Lightfoot's first husband come to life again, and she who has just
married a second. Perhaps Lightfoot won't be very sorry for it,"
sighed Huxter, looking savagely at Arthur, for the demon of jealousy
was still in possession of his soul; and now, and more than ever since
his marriage, the poor fellow fancied that Fanny's heart belonged to
his rival.
"Let us talk about your affairs," said Pen. "Show me how I can be of
any service to you, Huxter. Let me congratulate you on your
marriage, I am thankful that Fanny, who is so good, so fascinating, so
kind a creature, has found an honest man, and a gentleman who will
make her happy. Show me what I can do to help you."
"She thinks you can, sir," said Huxter, accepting Pen's proffered
hand, "and I'm very much obliged to you, I'm sure; and that you might
talk over my father, and break the business to him, and my mother, who
always has her back up about being a clergyman's daughter. Fanny ain't
of a good family, I know, and not up to us in breeding and that--but
she's a Huxter now."
[Illustration]
"The wife takes the husband's rank, of course," said Pen.

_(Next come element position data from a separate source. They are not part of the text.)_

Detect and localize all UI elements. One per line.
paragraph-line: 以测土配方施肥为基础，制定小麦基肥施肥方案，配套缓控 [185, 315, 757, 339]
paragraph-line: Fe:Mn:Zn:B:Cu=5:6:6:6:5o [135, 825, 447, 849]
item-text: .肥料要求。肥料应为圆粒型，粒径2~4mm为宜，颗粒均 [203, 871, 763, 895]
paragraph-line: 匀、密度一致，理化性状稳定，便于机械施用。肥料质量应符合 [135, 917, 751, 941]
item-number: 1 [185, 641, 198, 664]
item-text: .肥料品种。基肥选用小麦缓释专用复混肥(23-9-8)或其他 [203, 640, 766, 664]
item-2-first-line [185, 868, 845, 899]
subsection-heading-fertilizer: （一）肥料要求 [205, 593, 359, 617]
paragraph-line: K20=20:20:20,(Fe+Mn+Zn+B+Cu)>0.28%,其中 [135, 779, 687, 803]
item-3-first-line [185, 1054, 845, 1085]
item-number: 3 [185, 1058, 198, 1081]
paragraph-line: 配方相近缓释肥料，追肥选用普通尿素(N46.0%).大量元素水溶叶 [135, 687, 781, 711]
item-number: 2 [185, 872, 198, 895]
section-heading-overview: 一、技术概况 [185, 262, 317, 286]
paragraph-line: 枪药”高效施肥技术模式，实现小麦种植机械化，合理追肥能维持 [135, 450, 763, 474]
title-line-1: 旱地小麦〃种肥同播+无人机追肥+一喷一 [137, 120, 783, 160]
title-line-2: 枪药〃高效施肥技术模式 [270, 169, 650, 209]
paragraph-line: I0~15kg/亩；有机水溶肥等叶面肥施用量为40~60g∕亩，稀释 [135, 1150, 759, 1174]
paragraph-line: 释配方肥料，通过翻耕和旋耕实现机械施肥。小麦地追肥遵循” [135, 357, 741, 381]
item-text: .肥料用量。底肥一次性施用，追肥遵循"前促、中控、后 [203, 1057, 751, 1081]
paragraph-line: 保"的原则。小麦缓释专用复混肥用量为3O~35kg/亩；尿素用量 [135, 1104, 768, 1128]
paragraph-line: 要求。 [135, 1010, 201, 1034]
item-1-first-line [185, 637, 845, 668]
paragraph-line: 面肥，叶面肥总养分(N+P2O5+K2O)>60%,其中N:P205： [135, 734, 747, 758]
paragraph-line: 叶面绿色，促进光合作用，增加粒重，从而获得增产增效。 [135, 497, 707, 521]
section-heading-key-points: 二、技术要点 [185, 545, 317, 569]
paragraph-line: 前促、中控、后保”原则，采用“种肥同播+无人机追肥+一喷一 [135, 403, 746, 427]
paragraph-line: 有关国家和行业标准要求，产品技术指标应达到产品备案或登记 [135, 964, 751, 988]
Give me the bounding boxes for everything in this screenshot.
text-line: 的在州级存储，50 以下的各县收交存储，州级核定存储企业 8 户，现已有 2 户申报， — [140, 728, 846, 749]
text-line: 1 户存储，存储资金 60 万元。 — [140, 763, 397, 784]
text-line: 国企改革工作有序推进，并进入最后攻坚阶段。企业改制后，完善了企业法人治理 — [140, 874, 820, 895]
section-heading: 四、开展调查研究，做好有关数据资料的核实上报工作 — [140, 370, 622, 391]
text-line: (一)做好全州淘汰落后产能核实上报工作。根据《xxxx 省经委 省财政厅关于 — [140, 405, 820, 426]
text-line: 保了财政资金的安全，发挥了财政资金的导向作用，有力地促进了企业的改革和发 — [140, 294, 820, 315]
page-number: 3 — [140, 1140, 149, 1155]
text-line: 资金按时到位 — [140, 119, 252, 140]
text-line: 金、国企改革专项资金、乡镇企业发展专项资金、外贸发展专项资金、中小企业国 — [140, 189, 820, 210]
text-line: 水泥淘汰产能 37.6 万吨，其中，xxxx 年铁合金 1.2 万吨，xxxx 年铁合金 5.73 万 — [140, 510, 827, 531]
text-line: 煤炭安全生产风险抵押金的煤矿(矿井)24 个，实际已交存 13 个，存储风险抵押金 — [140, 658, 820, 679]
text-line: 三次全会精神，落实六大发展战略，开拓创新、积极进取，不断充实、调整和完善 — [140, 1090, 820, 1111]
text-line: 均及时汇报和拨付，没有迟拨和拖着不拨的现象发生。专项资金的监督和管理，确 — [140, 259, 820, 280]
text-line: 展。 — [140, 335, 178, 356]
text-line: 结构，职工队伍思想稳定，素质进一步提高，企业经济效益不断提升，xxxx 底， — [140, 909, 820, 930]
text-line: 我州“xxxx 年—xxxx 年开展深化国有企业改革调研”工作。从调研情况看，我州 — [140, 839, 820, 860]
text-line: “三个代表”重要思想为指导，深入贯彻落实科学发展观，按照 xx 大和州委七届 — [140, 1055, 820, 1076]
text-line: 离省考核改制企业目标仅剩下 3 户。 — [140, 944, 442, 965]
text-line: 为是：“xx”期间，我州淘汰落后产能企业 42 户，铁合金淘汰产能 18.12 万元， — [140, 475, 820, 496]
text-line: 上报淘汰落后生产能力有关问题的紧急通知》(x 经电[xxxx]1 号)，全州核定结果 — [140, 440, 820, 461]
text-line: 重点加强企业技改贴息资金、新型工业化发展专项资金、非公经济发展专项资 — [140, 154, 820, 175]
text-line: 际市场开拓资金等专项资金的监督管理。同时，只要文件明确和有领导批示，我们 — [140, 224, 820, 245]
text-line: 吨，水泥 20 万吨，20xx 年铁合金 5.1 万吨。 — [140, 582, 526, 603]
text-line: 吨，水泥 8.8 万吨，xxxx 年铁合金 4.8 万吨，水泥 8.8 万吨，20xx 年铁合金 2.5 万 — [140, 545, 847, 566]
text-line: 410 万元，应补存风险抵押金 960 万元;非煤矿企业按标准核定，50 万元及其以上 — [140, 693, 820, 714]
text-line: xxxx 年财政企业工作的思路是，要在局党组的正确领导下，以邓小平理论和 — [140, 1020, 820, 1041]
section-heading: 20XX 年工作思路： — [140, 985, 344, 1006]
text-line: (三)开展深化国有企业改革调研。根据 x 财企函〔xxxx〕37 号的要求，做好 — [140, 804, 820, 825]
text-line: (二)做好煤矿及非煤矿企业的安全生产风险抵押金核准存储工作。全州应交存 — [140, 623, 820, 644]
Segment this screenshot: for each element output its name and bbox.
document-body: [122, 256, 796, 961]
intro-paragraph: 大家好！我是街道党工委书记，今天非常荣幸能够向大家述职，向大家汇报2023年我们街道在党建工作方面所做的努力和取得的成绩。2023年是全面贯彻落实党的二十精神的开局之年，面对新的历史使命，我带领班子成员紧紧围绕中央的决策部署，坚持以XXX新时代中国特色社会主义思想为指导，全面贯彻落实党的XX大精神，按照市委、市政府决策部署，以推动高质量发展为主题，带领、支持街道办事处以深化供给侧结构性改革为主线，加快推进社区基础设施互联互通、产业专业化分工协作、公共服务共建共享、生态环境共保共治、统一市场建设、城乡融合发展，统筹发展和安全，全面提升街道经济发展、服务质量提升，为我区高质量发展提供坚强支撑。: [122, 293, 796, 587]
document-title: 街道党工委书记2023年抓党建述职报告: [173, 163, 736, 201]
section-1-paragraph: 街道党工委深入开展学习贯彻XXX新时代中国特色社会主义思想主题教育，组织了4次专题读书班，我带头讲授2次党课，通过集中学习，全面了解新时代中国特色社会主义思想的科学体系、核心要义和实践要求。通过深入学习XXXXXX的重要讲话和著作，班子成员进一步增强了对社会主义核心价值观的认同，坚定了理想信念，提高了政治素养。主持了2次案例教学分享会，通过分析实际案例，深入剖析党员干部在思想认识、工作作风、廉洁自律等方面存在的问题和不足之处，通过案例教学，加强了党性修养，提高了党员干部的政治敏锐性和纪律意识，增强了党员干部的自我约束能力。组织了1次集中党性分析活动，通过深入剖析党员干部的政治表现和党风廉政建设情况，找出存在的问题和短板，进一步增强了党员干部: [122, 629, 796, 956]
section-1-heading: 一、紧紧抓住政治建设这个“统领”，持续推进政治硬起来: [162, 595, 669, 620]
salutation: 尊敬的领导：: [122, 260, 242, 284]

"And with a little practice in society," continued Huxter, imbibing
his stick, "she'll be as good as any girl in Clavering. You should
hear her sing and play on the piano. Did you ever? Old Bows taught
her. And she'll do on the stage, if the governor was to throw me over;
but I'd rather not have her there. She can't help being a coquette,
Mr. Pendennis, she can't help it. Dammy, sir! I'll be bound to say,
that two or three of the Bartholomew chaps, that I've brought into my
place, are sitting with her now: even Jack Linton, that I took down as
my best man, is as bad as the rest, and she will go on singing and
making eyes at him. It's what Bows says, if there were twenty men in a
room, and one not taking notice of her, she wouldn't be satisfied
until the twentieth was at her elbow."
"You should have her mother with her," said Pen, laughing.
"She must keep the lodge. She can't see so much of her family as she
used. I can't, you know, sir, go on with that lot. Consider my rank in
life," said Huxter, putting a very dirty hand up to his chin.
"_Au fait_" said Mr. Pen, who was infinitely amused, and concerning
whom _mutato nomine_ (and of course concerning nobody else in the
world) the fable might have been narrated.